Michael Buesch wrote:
> On Monday 01 March 2010 01:22:50 Michael Buesch wrote:
>> Well, you are confusing address spaces here.
>>
>> On a PCI based SSB device all host-side MMIO transfers go into
>> the PCI device's address space first. The core-switching moves the window of
>> the SSB address space that is mapped into 0-0xFFF of the PCI address space.
>> So if you write to anything above 0xFFF on the PCI device, the write will
>> not (directly) map to the SSB bus or any device on it.
>> On the PCI device there is more stuff mapped on top of the SSB sliding
>> window. For example the SPROM is mapped right on top of it.
>>
>> So it might be the case that on a PCI-E device the PCI-E-core's registers
>> are permanently mapped into 0x2000 of the PCI address apace. This is to
>> avoid sliding the SSB address space window when accessing the PCI-E core.
>> This can have several reasons: For one speed (unlikely) and for another
>> to avoid concurrency and ugly races when we need to access the PCI-E core
>> while the wireless core is already running and generating interrupts.
>> Note that this is a GUESS, but it would make sense to me.
>> It would be cool if somebody could compare more registers of the PCI-E
>> core using the sliding window and the 0x2000 + reg method to check my theory.
>>
>
> So what's the status on this? I think the fact that the testing patch showed some
> improvement is a clear indicator that something in the PCI-E core init is wrong.
> It's also not surprising that something is going wrong there. The whole PCI-E core
> code basically is undebugged. I wrote most of it long time ago, but I still
> don't have a device that tests it (and probably won't get one anytime soon).
> So I'm really not surprised that there are bugs. There also are missing parts.
>
> A bug in the PCI-E core code is able to show such behavior, because all memory
> transfers (MMIO and DMA) from the PCI device to the wireless core are translated
> by the PCI-E core.
> I think the whole PCI-E core code has to be audited (also the specs, probably).
>

So if I get this right, this code is responsible of handling the b43
devices, as well as several other PCI-E devices, correct?

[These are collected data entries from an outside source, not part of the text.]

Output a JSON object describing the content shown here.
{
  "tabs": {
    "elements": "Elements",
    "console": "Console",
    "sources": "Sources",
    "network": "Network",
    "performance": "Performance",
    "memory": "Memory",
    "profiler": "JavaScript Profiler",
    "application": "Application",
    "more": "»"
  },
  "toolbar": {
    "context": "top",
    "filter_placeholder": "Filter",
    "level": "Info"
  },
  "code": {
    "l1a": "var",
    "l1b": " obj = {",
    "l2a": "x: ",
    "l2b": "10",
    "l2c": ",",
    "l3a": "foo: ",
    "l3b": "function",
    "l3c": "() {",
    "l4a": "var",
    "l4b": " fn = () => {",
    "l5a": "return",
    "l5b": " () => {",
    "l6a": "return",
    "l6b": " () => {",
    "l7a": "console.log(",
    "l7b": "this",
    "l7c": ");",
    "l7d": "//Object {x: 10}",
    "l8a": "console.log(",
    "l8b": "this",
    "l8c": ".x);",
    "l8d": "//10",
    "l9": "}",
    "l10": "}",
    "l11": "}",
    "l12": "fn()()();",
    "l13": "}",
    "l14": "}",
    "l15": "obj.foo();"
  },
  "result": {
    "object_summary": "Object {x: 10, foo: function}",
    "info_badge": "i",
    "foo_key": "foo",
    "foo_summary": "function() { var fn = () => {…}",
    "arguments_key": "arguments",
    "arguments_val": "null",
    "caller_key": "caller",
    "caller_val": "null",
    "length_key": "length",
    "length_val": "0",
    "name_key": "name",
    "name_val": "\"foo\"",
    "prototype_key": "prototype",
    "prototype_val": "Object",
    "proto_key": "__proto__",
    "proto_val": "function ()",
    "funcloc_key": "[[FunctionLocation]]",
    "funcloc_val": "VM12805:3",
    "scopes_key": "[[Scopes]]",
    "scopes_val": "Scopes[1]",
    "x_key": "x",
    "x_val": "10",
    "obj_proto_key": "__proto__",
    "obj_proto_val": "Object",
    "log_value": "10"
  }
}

Because now that you mention this, the wired network card (Marvel Yukon,
with sky2 drivers) on this netbook also have a tons of issue (doesn't
show in lspci on a clean boot, oops the kernel if network cable is
unplugged while in use, fails to load if the module is ever unloaded, ... )
I thought it was unrelated but from your comment, I feel like this could
be linked to the same PCI-E bugs as well.

- William

2010-03-04 01:38:25

by Larry Finger

[permalink] [raw]

Subject: Re: LP-PHY Fatal DMA error 0x00000800 on non-ULV Core 2 Duo?!?!!??!

On 03/03/2010 06:47 PM, G?bor Stefanik wrote:
> On Thu, Mar 4, 2010 at 1:30 AM, Larry Finger <[email protected]> wrote:
>> On 03/02/2010 03:57 PM, Michael Buesch wrote:
>>
>>> A bug in the PCI-E core code is able to show such behavior, because all memory
>>> transfers (MMIO and DMA) from the PCI device to the wireless core are translated
>>> by the PCI-E core.
>>> I think the whole PCI-E core code has to be audited (also the specs, probably).
>>
>> I have nearly finished the update on the code section of the specs page at
>> http://bcm-v4.sipsolutions.net/PCI-E. The part that is not done involves the
>> sections that read an address from the SPROM and perform operations on that address.
>>
>> I found that the chip common registers
>
> Do you mean the ChipCommon registers or the Backplane common registers?

Definitely, it is the chipcommon registers.